Au cours de l'année écoulée, nous avons eu la tristesse de perdre trois de nos correspondants : Guy Nicot tout d'abord, notre confrère architecte, correspondant de notre Académie depuis 1995, qui nous a quittés subitement à l'âge de 68 ans. Architecte en chef des monuments historiques, il fut responsable de la restauration et de l'entretien du Palais du Louvre et des Tuileries, de la Cathédrale de Chartres et de la Chapelle Royale de Dreux. Il eut en charge la conservation des monuments les plus prestigieux de la nation. Nous lui devons notamment, parmi de nombreuses réalisations, la restauration du parvis de l'Institut de France. Son souvenir restera inscrit dans les lieux même de notre Compagnie.

Abraham-Marie Hammacher a disparu le 19 avril dernier, à l'âge de 104 ans : il fut un illustre historien et critique d'art.

Nous déplorons enfin la disparition de notre confrère Georges Oberti, le 7 juin dernier ; haut fonctionnaire, historien d'art, il était correspondant de l'Académie des Beaux-Arts, dans la section de peinture.

Bien mieux que les mots les plus beaux, la musique nous aide à entrer dans le recueillement pour évoquer un moment encore le souvenir de ces êtres chers dont la présence nous fait cruellement défaut. Après la minute de silence que je vous demande d'observer maintenant, nous laisserons à Olivier Messiaen et aux Alléluias sereins d'une âme qui désire le ciel le soin d'accompagner ceux qui marchent désormais vers l'éternité.

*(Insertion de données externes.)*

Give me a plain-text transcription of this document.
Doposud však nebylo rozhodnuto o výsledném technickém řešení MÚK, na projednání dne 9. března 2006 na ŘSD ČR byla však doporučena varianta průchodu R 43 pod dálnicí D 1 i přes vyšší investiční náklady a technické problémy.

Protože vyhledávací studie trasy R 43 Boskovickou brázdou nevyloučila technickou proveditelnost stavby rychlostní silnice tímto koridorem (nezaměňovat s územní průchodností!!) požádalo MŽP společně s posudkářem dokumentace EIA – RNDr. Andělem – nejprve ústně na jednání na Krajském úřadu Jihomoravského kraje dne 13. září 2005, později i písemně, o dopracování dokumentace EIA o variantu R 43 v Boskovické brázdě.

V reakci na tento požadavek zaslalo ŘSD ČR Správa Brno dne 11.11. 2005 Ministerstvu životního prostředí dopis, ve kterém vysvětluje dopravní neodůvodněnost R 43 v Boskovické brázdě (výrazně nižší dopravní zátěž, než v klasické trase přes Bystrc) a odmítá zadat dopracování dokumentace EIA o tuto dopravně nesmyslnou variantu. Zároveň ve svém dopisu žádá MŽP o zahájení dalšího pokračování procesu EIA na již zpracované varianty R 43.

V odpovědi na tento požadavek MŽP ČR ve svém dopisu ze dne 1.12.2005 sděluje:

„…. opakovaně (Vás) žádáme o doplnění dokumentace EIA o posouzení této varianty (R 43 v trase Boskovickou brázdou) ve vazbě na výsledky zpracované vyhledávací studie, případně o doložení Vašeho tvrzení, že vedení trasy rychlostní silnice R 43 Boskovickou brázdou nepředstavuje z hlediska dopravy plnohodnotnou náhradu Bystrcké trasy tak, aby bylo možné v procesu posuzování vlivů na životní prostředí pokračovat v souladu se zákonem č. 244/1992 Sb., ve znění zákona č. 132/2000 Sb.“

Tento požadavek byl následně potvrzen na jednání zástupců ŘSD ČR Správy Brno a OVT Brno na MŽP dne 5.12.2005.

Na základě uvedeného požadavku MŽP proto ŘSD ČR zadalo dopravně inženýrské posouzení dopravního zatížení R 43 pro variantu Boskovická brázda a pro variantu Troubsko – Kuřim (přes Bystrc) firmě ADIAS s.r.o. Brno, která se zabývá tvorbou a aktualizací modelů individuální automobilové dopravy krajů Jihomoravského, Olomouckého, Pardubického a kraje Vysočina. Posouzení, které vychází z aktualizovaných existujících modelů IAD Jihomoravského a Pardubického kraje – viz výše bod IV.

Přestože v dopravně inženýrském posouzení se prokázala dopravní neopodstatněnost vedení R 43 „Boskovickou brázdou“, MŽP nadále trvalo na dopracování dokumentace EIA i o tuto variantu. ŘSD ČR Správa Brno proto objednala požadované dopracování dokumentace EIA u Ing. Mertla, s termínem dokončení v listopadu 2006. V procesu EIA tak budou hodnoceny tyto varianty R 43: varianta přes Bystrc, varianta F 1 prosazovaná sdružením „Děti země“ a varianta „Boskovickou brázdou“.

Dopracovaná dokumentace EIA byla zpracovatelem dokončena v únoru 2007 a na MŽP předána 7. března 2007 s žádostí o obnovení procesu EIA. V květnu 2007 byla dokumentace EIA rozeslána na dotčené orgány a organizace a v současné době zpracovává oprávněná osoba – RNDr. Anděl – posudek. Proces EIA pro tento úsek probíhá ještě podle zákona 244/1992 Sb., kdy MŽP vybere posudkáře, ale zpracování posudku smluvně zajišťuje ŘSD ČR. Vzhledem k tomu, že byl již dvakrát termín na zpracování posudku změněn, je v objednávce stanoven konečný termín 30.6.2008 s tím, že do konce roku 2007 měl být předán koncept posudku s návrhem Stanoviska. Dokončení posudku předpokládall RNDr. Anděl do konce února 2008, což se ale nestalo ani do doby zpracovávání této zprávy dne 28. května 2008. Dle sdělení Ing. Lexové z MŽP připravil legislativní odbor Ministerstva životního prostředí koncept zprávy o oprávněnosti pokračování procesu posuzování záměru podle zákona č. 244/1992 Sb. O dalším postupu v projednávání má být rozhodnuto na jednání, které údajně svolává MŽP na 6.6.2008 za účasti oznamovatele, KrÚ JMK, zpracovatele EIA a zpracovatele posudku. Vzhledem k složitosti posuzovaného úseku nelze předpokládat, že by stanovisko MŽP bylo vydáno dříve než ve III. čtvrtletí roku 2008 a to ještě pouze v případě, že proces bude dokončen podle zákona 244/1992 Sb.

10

Avant de laisser la parole à mon confrère Gérard Lanvin, vice-président de cette Compagnie, qui va nous donner lecture du palmarès de cette année 2002, il me paraît important de saluer les donateurs d'hier et d'aujourd'hui qui permettent à notre Compagnie de distribuer, année après année, des prix récompensant des peintres, des sculpteurs, des graveurs, des architectes, des musiciens interprètes ou compositeurs. Je pense en particulier à ceux qui sont présents sous cette coupole : Mesdames Simone Del Duca et Liliane Bettencourt, Monsieur Pierre Cardin, la famille de Monsieur Paul-Louis Weiller et celle de Monsieur Pierre David-Weill, Monsieur Jean-Pierre Grivory, le mécène du nouveau Prix " Cercle Montherlant - Académie des beaux-arts ". Je pense aussi aux sociétés qui nous ont permis, par le prêt de matériel et de logiciels informatiques très performants, de rénover considérablement le Grand Prix d'Architecture par l'introduction de l'outil informatique : je remercie donc au premier chef la société Hewlett-Packard, dont les principaux responsables français sont présents dans cette salle, je salue également les éditeurs de logiciels : Eurostudio et ACA, Graphland et Bentley, Progistik et Autodesk, Discreet, Abvent, Nemetschek et Adobe.
A nos côtés, tous ces mécènes, tous ces donateurs oeuvrent inlassablement à la défense et à l'illustration du patrimoine artistique de la France, ainsi qu'à la promotion de ses artistes.